Appearances Are Deceiving: Observing the World as It Looks and How It Really Is—Theory of Mind Performances Investigated in 3-, 4-, and 5-Year-Old Children

Department of Education and Psychology, University of Florence, Florence, Italy

Received 6 July 2016; Revised 24 September 2016; Accepted 7 November 2016

Academic Editor: Randal X. Moldrich

Copyright © 2016 Lucia Bigozzi et al. This is an open access article distributed under the Creative Commons Attribution License, which permits unrestricted use, distribution, and reproduction in any medium, provided the original work is properly cited.

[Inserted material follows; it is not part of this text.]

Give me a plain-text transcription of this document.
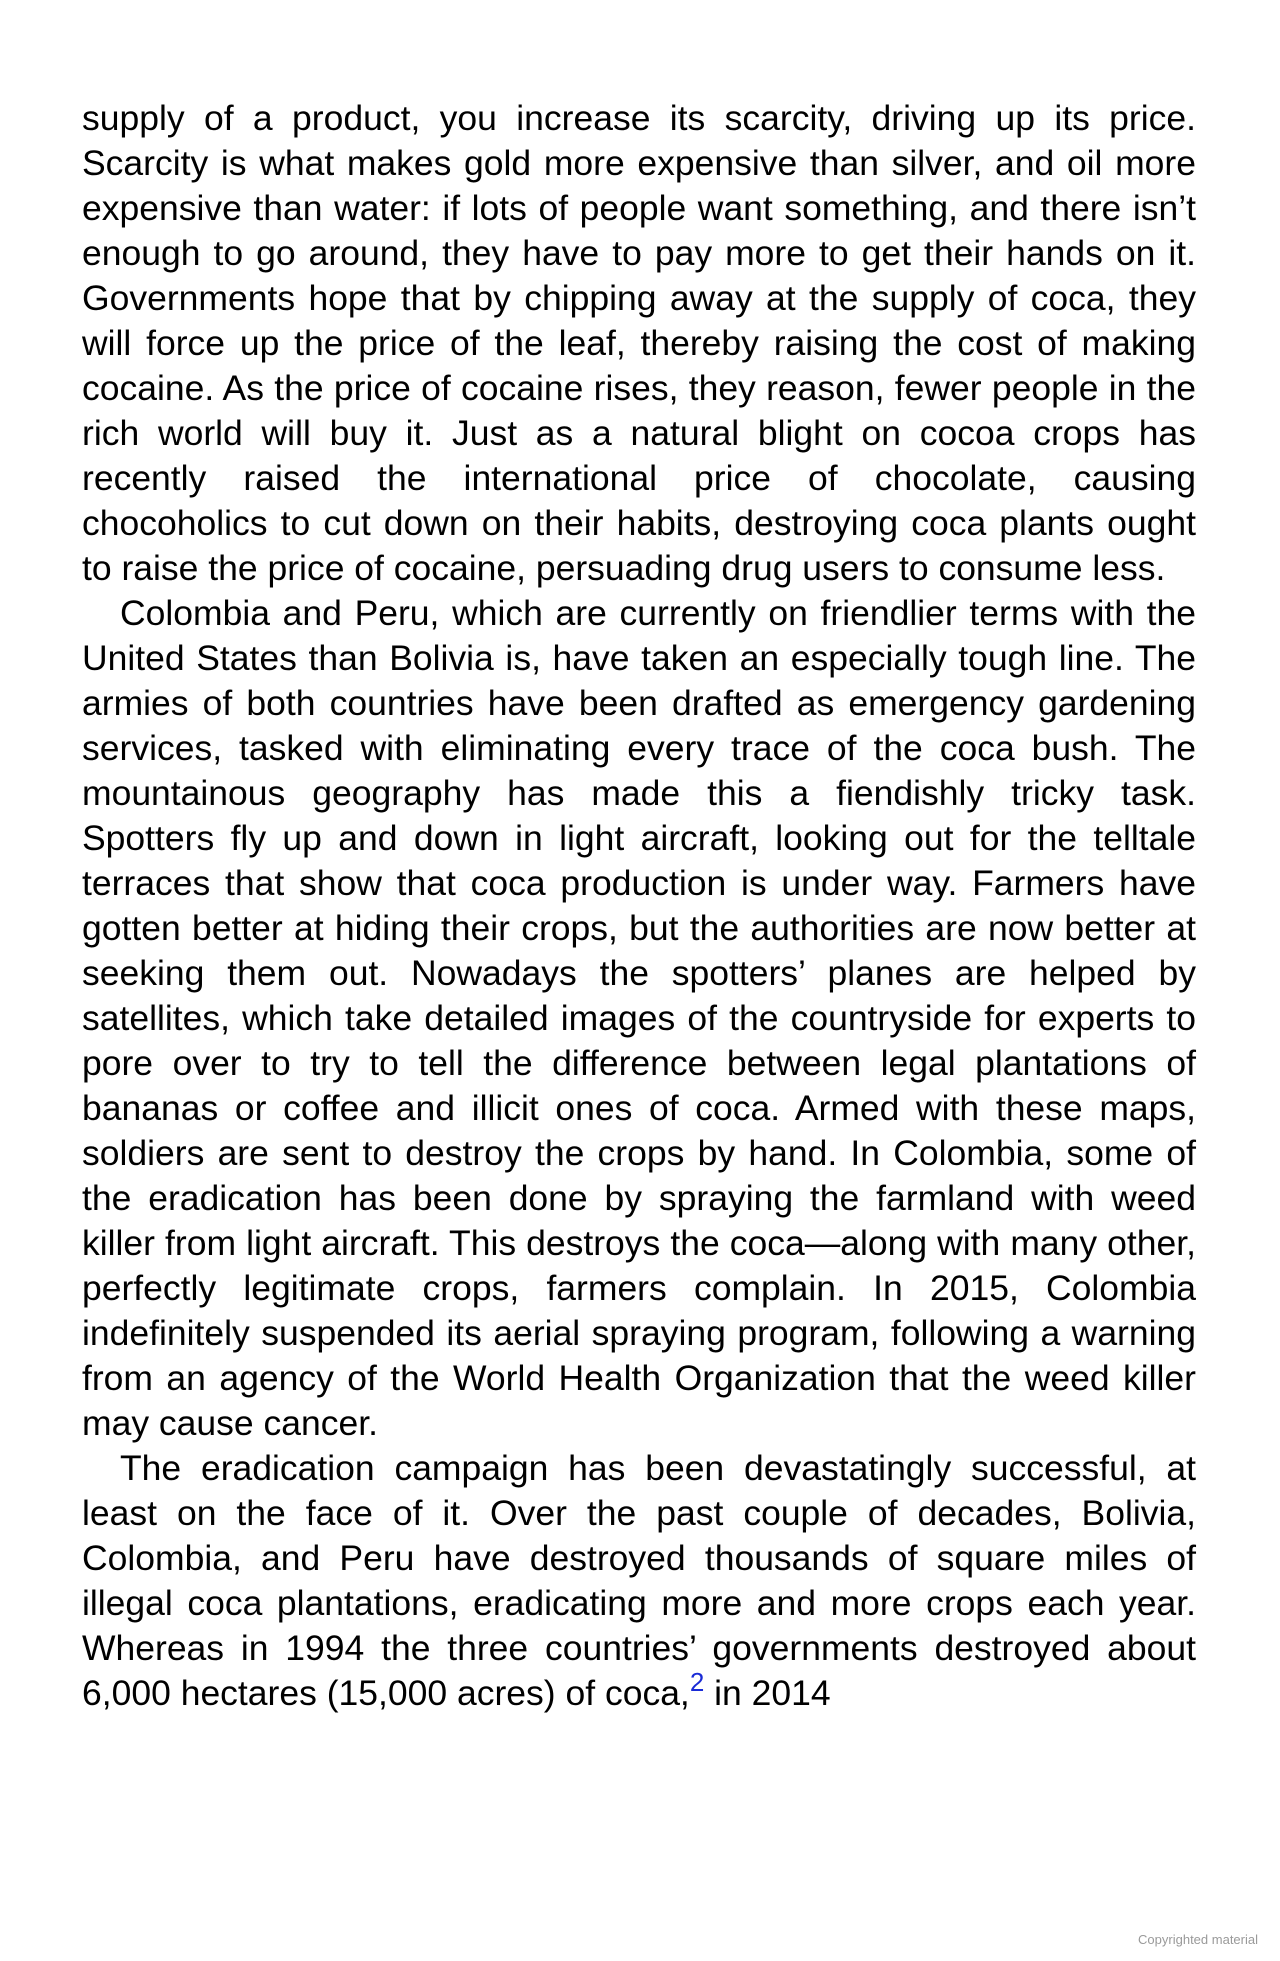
supply of a product, you increase its scarcity, driving up its price. Scarcity is what makes gold more expensive than silver, and oil more expensive than water: if lots of people want something, and there isn’t enough to go around, they have to pay more to get their hands on it. Governments hope that by chipping away at the supply of coca, they will force up the price of the leaf, thereby raising the cost of making cocaine. As the price of cocaine rises, they reason, fewer people in the rich world will buy it. Just as a natural blight on cocoa crops has recently raised the international price of chocolate, causing chocoholics to cut down on their habits, destroying coca plants ought to raise the price of cocaine, persuading drug users to consume less.

Colombia and Peru, which are currently on friendlier terms with the United States than Bolivia is, have taken an especially tough line. The armies of both countries have been drafted as emergency gardening services, tasked with eliminating every trace of the coca bush. The mountainous geography has made this a fiendishly tricky task. Spotters fly up and down in light aircraft, looking out for the telltale terraces that show that coca production is under way. Farmers have gotten better at hiding their crops, but the authorities are now better at seeking them out. Nowadays the spotters’ planes are helped by satellites, which take detailed images of the countryside for experts to pore over to try to tell the difference between legal plantations of bananas or coffee and illicit ones of coca. Armed with these maps, soldiers are sent to destroy the crops by hand. In Colombia, some of the eradication has been done by spraying the farmland with weed killer from light aircraft. This destroys the coca—along with many other, perfectly legitimate crops, farmers complain. In 2015, Colombia indefinitely suspended its aerial spraying program, following a warning from an agency of the World Health Organization that the weed killer may cause cancer.

The eradication campaign has been devastatingly successful, at least on the face of it. Over the past couple of decades, Bolivia, Colombia, and Peru have destroyed thousands of square miles of illegal coca plantations, eradicating more and more crops each year. Whereas in 1994 the three countries’ governments destroyed about 6,000 hectares (15,000 acres) of coca,$^2$ in 2014

Copyrighted material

Appearance-reality (AR) distinction understanding in preschoolers is worth of further consideration. This also goes for its relationship with false-belief (FB) understanding. This study helped fill these gaps by assessing 3-, 4-, and 5-year-old children’s performances on an appearance-reality distinction task and by investigating relationships with unexpected location, deceptive content, and deception comprehension task performances. 91 preschoolers participated in this study divided into 3 groups: (1) 37 children, M-age 3.4 years; (2) 23 children, M-age 4.5 years; (3) 31 children, M-age 5.4 years. A developmental trend was found where appearance-reality distinction understanding was significantly influenced by age. If wrong answers were particularly high by 3-year-old children, they greatly decreased by 4- and 5-year-old children. 3-year-old children also tended to fail in FB tasks; instead 4- and 5-year-old children performed AR tasks better than FB tasks. Theoretical and practical implications were discussed.